A production estimate was made using Single Well Predictive Modeling and the StethoScope, LWD, and core data. Once the well test results were available, excellent correlation was seen, indicating that LWD data with supportive static and dynamic reservoir including fluid information could be used for early production estimation.

Paying dividends

Several different E&P companies have recognized the value, and are benefitting from, using high-technology drilling solutions in the SNS. For example, Perenco used a similar combination of RSS and LWD equipment as used in the Grove field to drill two wells from the surface to appraise the extent of a different Leman Sand reservoir. The work was performed during February-April 2009.

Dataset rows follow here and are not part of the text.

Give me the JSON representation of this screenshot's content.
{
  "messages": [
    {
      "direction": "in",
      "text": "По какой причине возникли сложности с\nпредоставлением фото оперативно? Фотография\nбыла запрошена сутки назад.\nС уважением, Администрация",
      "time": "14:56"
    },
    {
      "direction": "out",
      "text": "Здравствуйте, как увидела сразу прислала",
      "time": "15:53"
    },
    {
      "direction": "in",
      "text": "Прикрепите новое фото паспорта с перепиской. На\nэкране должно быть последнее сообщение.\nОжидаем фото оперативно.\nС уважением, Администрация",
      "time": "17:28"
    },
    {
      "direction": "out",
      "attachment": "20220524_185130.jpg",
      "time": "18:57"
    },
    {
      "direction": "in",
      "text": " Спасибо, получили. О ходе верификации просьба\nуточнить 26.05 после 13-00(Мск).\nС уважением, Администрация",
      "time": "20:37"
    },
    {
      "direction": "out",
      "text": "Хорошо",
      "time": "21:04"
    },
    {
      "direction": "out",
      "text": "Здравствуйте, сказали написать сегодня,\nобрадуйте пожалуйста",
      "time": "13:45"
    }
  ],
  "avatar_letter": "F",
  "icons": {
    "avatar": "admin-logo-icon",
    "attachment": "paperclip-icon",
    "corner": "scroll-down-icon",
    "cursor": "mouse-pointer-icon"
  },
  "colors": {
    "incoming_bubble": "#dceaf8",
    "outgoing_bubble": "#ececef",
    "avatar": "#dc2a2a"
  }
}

The well drilled 17,342 ft (5,286 m) in 205 on-bottom hours. Twelve BHA runs were performed, including eight shoe-to-shoe runs. There were no trips for tool failures and zero NPT was incurred during 625 hr of rig time.

In one of the wells, the real-time formation pressure measurements provided by the StethoScope service provided Perenco with the confidence to stop drilling, plug and abandon, saving rig time that would otherwise have been wasted.

Efforts to minimize field developments costs by using low technology drilling technology can be a false economy. Modern reliable and durable state-of-the-art RSS tools can deliver faster ROP and higher quality holes. Development and investment in LWD tools to improve both reliability and capability has improved the effectiveness of well placement and reduce overall rig time while eliminating the need for additional logging runs, and this philosophy has been taken up by eight major clients operating in the SNS in the past two years. The SNS is just one of several hydrocarbon producing areas around the world where, despite challenging economic and geological environments, investment in high technology drilling solutions can lead to reduced overall development cost, increased reserves, and higher production rates.